Ce Saint Jacques le Majeur est une parenthèse sensuelle dans l’œuvre de Champaigne, portraitiste plébiscité par la cour, devenu peintre du Nouveau Testament après 1640.

Philippe de Champaigne (1602-1674), Saint Jacques le Majeur huile sur toile, 60,5 x 49,5 cm.... Un saint Jacques implorant de Philippe de Champaigne
Philippe de Champaigne (1602-1674), Saint Jacques le Majeur huile sur toile, 60,5 49,5 cm.

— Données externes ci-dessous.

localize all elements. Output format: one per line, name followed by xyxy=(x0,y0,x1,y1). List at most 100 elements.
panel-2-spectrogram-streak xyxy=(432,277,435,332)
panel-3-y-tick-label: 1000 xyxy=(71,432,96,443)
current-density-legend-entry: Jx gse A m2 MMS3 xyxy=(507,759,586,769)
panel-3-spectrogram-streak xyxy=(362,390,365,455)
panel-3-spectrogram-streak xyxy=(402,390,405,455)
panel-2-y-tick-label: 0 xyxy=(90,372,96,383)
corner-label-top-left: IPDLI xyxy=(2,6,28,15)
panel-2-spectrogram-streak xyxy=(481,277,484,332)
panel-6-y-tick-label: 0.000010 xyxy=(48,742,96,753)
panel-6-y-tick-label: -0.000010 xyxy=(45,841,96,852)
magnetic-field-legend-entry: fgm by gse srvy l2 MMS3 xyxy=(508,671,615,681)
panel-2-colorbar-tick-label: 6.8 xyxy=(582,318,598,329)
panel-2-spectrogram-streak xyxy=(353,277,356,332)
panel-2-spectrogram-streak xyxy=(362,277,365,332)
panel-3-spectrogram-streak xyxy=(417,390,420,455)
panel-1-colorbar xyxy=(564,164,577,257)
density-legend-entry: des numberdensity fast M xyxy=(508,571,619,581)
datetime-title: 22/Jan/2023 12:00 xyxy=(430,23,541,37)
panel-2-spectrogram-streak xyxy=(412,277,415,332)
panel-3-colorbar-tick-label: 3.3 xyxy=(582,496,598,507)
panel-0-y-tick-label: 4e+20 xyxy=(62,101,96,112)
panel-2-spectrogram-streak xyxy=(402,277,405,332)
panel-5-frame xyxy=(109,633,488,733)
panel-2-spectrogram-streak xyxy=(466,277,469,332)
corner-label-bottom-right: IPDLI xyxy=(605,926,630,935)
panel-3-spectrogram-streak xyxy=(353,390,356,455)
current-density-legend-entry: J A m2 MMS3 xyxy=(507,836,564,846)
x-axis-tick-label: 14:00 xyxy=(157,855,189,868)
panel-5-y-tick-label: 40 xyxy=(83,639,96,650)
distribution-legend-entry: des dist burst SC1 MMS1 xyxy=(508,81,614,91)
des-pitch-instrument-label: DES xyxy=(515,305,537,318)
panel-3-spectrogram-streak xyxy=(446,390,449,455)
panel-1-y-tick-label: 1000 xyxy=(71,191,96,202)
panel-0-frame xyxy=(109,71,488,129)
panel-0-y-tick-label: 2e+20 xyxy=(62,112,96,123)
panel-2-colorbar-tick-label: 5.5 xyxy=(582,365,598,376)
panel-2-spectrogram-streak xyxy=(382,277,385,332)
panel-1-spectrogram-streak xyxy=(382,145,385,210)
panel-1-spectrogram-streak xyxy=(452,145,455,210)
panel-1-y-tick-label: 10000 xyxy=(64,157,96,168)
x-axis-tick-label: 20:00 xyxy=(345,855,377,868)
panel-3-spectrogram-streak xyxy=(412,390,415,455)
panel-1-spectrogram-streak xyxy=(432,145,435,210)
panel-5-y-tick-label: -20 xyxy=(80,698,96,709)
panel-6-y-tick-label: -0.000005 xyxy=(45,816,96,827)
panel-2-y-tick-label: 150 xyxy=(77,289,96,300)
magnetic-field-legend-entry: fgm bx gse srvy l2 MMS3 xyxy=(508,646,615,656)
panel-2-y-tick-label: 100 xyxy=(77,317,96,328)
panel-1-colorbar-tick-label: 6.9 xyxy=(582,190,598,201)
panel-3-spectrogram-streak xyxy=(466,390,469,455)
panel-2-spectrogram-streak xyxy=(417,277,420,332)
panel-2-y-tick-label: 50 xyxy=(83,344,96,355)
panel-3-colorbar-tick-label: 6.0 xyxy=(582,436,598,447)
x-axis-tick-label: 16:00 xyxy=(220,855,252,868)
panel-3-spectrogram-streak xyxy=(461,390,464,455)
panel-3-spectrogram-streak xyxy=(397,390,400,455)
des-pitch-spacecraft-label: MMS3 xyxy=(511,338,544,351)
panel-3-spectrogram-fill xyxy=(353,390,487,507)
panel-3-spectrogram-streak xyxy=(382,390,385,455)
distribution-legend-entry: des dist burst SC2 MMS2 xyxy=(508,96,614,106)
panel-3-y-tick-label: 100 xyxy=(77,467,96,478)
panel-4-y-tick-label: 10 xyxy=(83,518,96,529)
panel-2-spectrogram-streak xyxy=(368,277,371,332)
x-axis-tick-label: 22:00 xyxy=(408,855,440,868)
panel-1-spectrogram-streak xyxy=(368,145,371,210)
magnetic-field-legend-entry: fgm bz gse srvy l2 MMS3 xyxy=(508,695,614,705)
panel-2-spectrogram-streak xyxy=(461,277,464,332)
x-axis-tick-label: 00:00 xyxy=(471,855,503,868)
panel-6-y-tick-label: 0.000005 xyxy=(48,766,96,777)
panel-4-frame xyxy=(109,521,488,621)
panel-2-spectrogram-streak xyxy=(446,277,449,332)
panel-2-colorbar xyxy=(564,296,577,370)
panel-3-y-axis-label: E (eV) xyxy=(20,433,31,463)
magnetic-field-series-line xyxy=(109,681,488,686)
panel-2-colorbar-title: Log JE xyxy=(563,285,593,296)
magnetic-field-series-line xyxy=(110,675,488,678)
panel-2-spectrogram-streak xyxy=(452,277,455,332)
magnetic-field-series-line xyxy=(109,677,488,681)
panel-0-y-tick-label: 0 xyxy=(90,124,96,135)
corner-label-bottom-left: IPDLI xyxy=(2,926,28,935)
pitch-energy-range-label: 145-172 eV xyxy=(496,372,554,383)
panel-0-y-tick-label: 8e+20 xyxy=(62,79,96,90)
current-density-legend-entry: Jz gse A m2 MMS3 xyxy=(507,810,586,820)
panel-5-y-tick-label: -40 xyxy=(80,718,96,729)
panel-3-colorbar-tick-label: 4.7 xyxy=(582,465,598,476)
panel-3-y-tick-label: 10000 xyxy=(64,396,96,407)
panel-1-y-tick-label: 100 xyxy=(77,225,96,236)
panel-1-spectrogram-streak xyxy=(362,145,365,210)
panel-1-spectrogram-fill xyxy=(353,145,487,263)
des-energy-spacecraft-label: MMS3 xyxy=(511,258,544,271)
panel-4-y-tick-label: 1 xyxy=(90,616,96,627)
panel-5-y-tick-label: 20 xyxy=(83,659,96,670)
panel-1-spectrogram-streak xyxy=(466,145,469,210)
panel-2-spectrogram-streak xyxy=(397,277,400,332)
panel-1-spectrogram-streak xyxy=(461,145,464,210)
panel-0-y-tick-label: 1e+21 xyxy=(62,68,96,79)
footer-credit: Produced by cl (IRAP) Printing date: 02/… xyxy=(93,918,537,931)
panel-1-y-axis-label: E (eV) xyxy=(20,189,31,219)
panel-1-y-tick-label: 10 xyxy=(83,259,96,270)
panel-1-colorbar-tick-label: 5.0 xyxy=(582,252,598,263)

Estimation : 30 000/40 000 € 

Le regard implorant, les joues rougies, la bouche entrouverte, main sur la poitrine, ce Saint Jacques le Majeur est loin du stoïcisme voire de l’austérité qui caractérise les personnages de Philippe de Champaigne. Si la tunique et la carnation du modèle se répondent dans une palette restreinte de gris et de brun, la forte pigmentation des lèvres et la douce lumière berçant son visage rendent la composition exquise. Il se dégage même de ce saint Jacques une étonnante sensualité. Bien que figuré en pèlerin, bourdon à la main et cape sur les épaules, il se présente à nous tête nue. Génie du portrait, adoubé par Marie de Médicis, qui le fait peintre officiel en 1628, Champaigne démontre ici tout son art à saisir la complexité de la nature et de la psychologie humaines. L’homme prend le pas sur le saint, anonymisant presque le premier des apôtres, mortel parmi les mortels, à la souffrance et l’émotion toutes terrestres. On reconnaît bien dans le traitement du frère de Jean le dépouillement du baroque tempéré de l’artiste. Connu comme le portraitiste des rois de France et de ses hauts personnages – notamment Richelieu –, Champaigne se tourne, après le décès de son seul fils, de sa femme et d’une de ses filles, vers la piété et la spiritualité, se mettant au service des paroisses et des ordres religieux. Contrairement à son contemporain Poussin, il peindra essentiellement des scènes du Nouveau Testament, des représentations du Christ et de la Vierge, puis des saints. La provenance de l’œuvre est transparente : l’huile apparaît à l’inventaire après décès de l’artiste, le 17 août 1674, sous le n° 48. On trouve sa trace à Bruxelles, dans des collections privées, jusqu’à la fin du XIXe siècle alors qu’elle arrive à Paris, notamment dans l’immense collection d’un des plus célèbres antiquaires et ébénistes d’alors, Alfred Beurdeley. L’œuvre n’a ainsi pas quitté la capitale depuis plus de cent ans. Elle fut aussi l’une des rares reprises par des graveurs après la mort de son auteur. Alors que ceux-ci avaient, de son vivant, massivement contribué à la diffusion de sa peinture — en privilégiant notamment ses travaux d’illustration —, après son décès, seul Nicolas Bazin (vers 1636-1710) grava cinq nouvelles pièces dont ce Saint Jacques le Majeur. Charles Le Brun, son concurrent en pleine gloire, emporta la préférence des graveurs, et il fallut attendre jusqu’au XIXe siècle pour que Champaigne regagne la faveur des burinistes.